Let's assume the most roseate scenario: that Republicans and Democrats will come together in bipartisan fashion and radically cut spending across the board, by billions upon billions of dollars, and that they will institute a hard and fast debt limit. What will such a step presuppose on the part of the country?

It will presuppose, first, a startling transformation of the prevailing ethos in Washington regarding spending projects. But, second and more significantly, it will also presuppose a profound transformation in the prevailing American view of entitlements. Currently, there are 44 million citizens on food stamps! This amounts to one person in every seven. Can you believe it?

Let me remind you, dear reader, that welfare spending on a massive scale spells w-e-a-k-n-e-s-s and militates against freedom. Lyndon Johnson's "Great Society," like so much else he gave us – e.g., the Immigration Reform Act of 1965, the escalation of the Vietnam War, and preferential treatment based on race, ethnicity, and gender – has turned out to be another catastrophic failure bearing his ostentatious initials.

"The government must take care of me" is an addiction comparable to that which is occasioned by heroin.

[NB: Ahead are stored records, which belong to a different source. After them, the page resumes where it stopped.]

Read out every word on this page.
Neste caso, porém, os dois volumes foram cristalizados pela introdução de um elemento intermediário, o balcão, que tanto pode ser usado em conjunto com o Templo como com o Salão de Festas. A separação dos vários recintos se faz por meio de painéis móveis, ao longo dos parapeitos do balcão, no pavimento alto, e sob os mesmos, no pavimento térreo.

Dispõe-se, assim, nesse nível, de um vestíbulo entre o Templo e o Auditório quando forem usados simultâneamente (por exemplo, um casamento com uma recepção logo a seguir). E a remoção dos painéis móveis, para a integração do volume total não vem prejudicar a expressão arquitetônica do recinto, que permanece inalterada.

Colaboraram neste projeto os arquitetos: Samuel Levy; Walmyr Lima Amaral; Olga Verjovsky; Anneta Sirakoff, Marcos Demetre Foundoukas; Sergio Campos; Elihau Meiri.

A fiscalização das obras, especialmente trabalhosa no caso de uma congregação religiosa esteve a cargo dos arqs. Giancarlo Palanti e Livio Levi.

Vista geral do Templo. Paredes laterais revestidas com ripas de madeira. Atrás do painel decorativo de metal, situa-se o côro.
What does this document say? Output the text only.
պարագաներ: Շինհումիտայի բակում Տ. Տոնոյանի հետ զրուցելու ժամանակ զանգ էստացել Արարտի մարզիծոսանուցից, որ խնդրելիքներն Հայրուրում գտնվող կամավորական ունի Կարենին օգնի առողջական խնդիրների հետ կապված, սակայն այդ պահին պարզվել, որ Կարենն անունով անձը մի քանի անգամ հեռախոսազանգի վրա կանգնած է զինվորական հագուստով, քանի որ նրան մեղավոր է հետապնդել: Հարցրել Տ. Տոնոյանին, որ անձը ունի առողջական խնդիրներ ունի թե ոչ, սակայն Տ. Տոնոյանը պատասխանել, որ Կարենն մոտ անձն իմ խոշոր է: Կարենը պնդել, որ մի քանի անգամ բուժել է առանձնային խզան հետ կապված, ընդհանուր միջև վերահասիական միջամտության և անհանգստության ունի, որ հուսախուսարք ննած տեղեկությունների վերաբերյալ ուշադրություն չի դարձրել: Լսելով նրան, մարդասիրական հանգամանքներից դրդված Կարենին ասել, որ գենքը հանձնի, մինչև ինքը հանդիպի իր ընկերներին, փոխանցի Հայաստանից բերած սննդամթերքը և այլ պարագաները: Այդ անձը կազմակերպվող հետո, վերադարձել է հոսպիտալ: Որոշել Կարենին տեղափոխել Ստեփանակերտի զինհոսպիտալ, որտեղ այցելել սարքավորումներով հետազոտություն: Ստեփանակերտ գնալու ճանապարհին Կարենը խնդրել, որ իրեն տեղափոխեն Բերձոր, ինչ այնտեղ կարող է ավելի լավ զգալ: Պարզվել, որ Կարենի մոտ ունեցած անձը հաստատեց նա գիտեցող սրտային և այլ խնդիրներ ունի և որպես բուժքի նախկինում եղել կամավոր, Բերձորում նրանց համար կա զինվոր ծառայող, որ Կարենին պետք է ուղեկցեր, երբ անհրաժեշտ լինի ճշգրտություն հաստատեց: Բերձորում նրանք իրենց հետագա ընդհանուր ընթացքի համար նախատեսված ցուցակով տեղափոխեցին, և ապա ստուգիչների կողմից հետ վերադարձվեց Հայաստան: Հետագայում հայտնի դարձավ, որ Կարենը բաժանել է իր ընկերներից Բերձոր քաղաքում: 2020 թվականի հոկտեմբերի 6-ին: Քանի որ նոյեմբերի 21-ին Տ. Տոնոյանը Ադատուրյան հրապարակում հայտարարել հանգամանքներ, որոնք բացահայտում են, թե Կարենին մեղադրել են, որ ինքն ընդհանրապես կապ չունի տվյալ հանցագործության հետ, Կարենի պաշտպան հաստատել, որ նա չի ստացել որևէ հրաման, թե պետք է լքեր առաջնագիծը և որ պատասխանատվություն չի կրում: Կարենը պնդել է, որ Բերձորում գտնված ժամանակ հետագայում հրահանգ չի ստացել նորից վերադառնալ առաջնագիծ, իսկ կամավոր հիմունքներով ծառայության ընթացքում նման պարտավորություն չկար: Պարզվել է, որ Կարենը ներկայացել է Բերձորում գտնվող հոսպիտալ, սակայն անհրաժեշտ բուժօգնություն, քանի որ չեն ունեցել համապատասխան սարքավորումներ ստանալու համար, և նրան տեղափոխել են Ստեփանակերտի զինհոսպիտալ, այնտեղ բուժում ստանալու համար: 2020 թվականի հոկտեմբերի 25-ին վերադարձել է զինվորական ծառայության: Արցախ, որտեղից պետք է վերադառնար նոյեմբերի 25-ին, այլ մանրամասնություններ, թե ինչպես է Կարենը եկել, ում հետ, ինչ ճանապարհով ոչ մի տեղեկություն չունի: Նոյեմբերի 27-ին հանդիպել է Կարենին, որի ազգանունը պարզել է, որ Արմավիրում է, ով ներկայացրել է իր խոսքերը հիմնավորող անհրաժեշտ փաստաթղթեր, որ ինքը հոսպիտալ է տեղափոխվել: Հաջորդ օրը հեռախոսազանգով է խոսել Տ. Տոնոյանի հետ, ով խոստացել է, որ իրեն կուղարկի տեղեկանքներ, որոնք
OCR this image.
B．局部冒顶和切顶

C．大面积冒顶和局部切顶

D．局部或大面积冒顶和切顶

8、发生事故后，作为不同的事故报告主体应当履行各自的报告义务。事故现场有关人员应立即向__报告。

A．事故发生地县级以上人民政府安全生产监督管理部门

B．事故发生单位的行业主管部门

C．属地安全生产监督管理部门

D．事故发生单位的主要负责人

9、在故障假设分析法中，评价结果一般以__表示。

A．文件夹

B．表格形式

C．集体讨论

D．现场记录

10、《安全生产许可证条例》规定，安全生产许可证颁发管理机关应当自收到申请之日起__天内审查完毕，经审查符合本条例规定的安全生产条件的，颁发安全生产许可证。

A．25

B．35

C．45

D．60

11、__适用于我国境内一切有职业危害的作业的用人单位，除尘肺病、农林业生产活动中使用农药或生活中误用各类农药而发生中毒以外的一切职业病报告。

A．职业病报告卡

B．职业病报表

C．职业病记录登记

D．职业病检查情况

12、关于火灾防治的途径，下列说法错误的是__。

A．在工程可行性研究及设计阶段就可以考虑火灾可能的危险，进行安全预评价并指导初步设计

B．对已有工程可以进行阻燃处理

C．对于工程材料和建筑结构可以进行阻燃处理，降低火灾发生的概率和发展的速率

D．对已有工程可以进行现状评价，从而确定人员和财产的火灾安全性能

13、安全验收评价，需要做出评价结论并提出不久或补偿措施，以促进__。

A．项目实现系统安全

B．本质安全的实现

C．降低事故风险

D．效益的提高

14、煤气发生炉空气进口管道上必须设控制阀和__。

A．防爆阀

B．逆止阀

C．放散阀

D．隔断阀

Taking welfare benefits from a slug is analogous to stripping a junkie of heroin. It will not happen peacefully. There is sure to be a struggle resulting in violence. As far as American public policy is concerned, the choice is as follows: either resign ourselves to economic failure and our children and grandchildren to a reduced standard of living and quality of life, or stand up and proclaim resolutely, "Free lunches are over except for the most abject and incurably destitute among us."

Sure, demagogues will abound. They will gladly rob Peter to pay Paul in order to buy Paul's vote. They will sell out the economic security of the country and every ounce of their checkered integrity to garner the support of those hoping to dip both hands into the public till. A healthy, responsible society requires that politicians of this ilk be viewed as the opportunistic whores they are and that their supporters their morally corrupted johns.

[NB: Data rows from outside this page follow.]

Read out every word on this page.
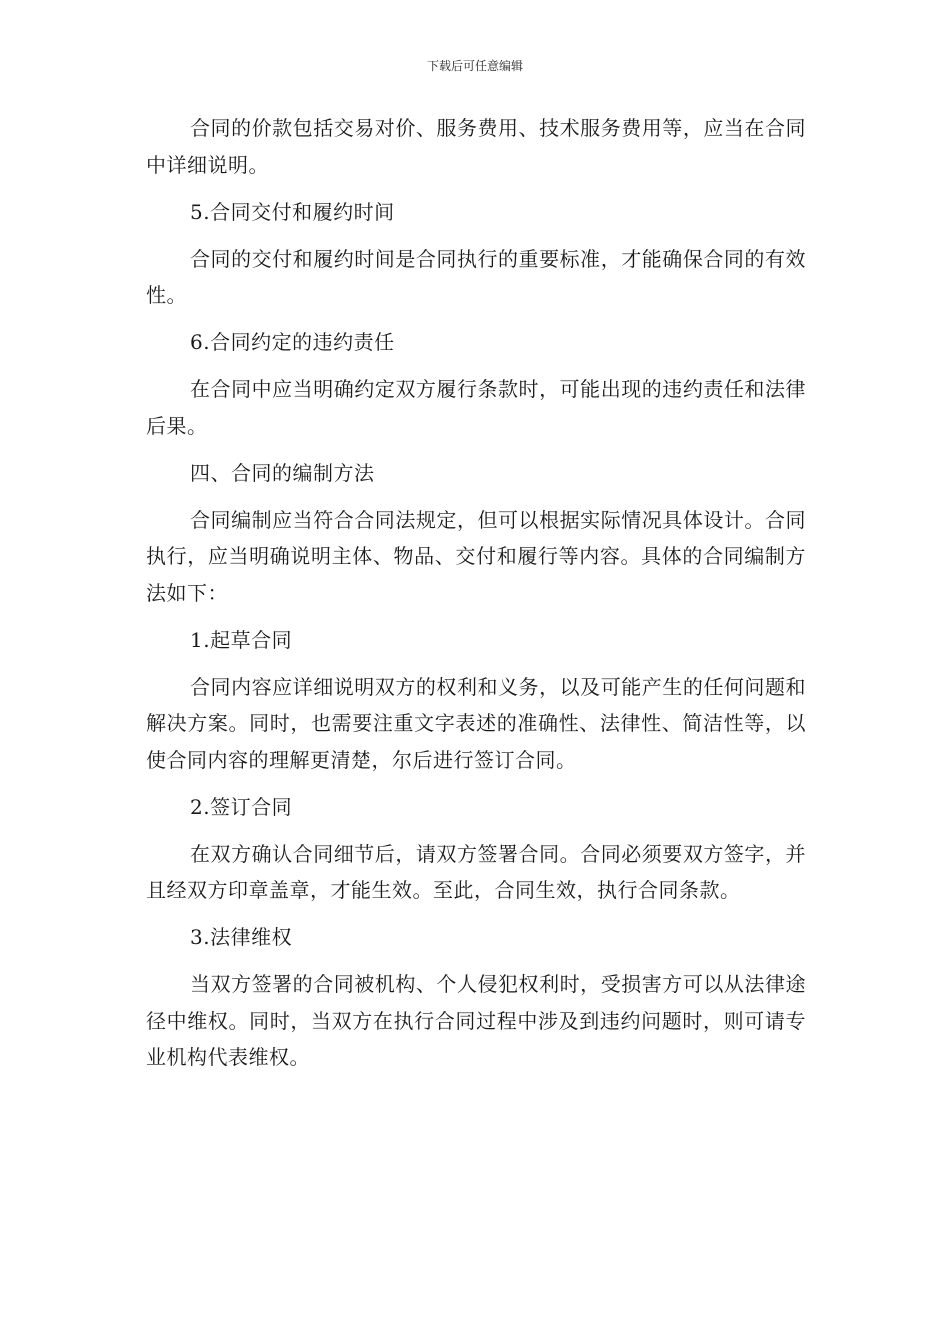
下载后可任意编辑

合同的价款包括交易对价、服务费用、技术服务费用等，应当在合同中详细说明。

5.合同交付和履约时间

合同的交付和履约时间是合同执行的重要标准，才能确保合同的有效性。

6.合同约定的违约责任

在合同中应当明确约定双方履行条款时，可能出现的违约责任和法律后果。

四、合同的编制方法

合同编制应当符合合同法规定，但可以根据实际情况具体设计。合同执行，应当明确说明主体、物品、交付和履行等内容。具体的合同编制方法如下：

1.起草合同

合同内容应详细说明双方的权利和义务，以及可能产生的任何问题和解决方案。同时，也需要注重文字表述的准确性、法律性、简洁性等，以使合同内容的理解更清楚，尔后进行签订合同。

2.签订合同

在双方确认合同细节后，请双方签署合同。合同必须要双方签字，并且经双方印章盖章，才能生效。至此，合同生效，执行合同条款。

3.法律维权

当双方签署的合同被机构、个人侵犯权利时，受损害方可以从法律途径中维权。同时，当双方在执行合同过程中涉及到违约问题时，则可请专业机构代表维权。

Do the American people have the necessary resolve to confront this problem head­­-on? I doubt it. Our culture is decimated. The idea that if a person does not work he should not eat has become a trivial footnote in our history. The value of self-reliance is no longer hailed by the media, taught in schools, or practiced in government and civil society. Common morality is conceived in terms of relativism, and is subject to innumerable conditions and exceptions.  As a result, a large portion of our citizenry has become weak and dependent. We have as a nation sown the wind and are now about to reap the whirlwind. Soon we will realize how well the nightmare looming before us harmonizes with our newly acquired values of "tolerance," "diversity," "egalitarianism," and "sharing the wealth" (or is it "the poverty"?).

If we learn only through experience punctuated by trial and error, as John Dewey taught, then I suspect that the tattooed and pierced "hey, dude, like cool!" generation is close to learning a lesson few of them will ever forget. Most  don't have the foggiest notion what the French Revolution was, but suffice it to say it began because of a financial crisis. Louis XVI and Marie Antoinette, along with scores of others, were eventually decapitated. But nothing like that could ever happen in the United States of America, right?  No, it's out of the question.  So sit back and enjoy another cafe latte venti along with a cinnamon crumpet; why not?